Indostar Capital v. ACIT (2019) 415 ITR 513 / 178 DTR 161/ 309 CTR 202 / 265 Taxman 59 (Bom.)(HC)

S. 197 : Deduction at source-Certificate for lower rate–Capital gains-Sale of shares by non-resident—Rejection of application on ground that transaction of sale of shares was not genuine—Rejection of application is held to be not Justified-Substance over form- piercing the corporate veil -DTAA -India- Mauritius. [S 9(1)(i),90 ,195 Art , 13 . ]

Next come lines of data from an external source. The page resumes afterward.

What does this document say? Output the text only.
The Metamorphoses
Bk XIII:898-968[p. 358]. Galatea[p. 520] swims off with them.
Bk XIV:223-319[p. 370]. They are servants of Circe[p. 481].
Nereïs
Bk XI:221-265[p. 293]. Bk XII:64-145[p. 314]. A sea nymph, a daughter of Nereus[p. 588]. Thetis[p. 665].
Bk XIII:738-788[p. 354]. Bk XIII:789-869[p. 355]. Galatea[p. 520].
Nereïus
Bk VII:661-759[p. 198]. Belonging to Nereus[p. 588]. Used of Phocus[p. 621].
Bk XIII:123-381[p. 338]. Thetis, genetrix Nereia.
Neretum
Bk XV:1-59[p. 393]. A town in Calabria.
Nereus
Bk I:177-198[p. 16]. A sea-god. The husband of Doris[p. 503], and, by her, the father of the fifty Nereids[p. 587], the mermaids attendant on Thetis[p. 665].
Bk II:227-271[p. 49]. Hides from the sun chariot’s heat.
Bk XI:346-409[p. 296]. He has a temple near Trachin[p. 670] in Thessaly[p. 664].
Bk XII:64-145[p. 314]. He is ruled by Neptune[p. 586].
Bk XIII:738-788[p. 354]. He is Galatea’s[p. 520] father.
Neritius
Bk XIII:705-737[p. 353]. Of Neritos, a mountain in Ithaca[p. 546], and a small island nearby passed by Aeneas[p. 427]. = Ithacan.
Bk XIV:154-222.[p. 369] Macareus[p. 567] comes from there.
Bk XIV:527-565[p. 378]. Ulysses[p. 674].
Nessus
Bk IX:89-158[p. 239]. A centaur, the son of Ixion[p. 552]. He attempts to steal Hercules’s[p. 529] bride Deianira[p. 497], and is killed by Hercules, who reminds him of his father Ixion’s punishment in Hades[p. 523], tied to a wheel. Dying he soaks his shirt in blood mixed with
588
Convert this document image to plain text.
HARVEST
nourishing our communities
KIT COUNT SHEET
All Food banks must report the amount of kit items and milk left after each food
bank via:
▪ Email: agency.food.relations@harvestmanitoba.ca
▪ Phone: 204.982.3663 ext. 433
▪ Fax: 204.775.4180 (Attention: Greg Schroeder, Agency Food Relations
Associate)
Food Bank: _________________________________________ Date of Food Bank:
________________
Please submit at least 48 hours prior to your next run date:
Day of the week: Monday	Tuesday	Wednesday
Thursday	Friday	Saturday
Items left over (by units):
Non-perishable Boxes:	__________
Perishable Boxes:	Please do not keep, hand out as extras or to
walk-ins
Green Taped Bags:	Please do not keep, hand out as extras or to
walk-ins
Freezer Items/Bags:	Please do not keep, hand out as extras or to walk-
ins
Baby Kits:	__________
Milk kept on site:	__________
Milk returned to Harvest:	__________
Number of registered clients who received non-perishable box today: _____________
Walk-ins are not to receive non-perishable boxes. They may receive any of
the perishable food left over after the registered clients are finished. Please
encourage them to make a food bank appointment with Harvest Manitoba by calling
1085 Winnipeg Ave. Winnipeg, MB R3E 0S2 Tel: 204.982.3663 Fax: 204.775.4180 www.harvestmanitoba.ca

The assessee, a Mauritius based company, had made a sizable investment in an Indian non-banking financial company of which the assessee was a majority stakeholder. At the appropriate time, when the share prices were high, the assessee decided to book its profits in part. A portion of the shareholding was off-loaded. This gave rise to a net gain to the tune of about Rs.800 crores. The assessee filed an application under section 197. The Assistant Commissioner carried out detailed inquiry in relation to such application of the assessee. He called upon the assessee to provide several documents which the assessee did. At the end of the inquiry, the said authority passed an order rejecting the application of the assessee for certificate under section 197 of the Act on the ground that the entire transaction was not genuine. On writ the Court held that the mere fact that the assessee-company had not transacted any other business by itself may not be conclusive.  The observation that mere transfer of money through banking channels would not be conclusive, may be correct but it could not be a ground against the assessee unless there was adverse material. The extent of administrative expenditure and the employment structure may be some of the factors which eventually would go to establish whether the transaction was sham and the very existence of the assessee was fraudulent, but by themselves they were not sufficient. The order dated June 20, 2018 passed under section 197 of the Act had to be quashed. The Revenue may invoke the “substance over form” principle or “piercing the corporate veil” test only after it is able to establish on the basis of the facts and circumstances surrounding the transaction that the transaction is a sham or tax avoidant. After balancing the equities, the court directed the respondents to release the withheld payment subject to adjustment in the assessment.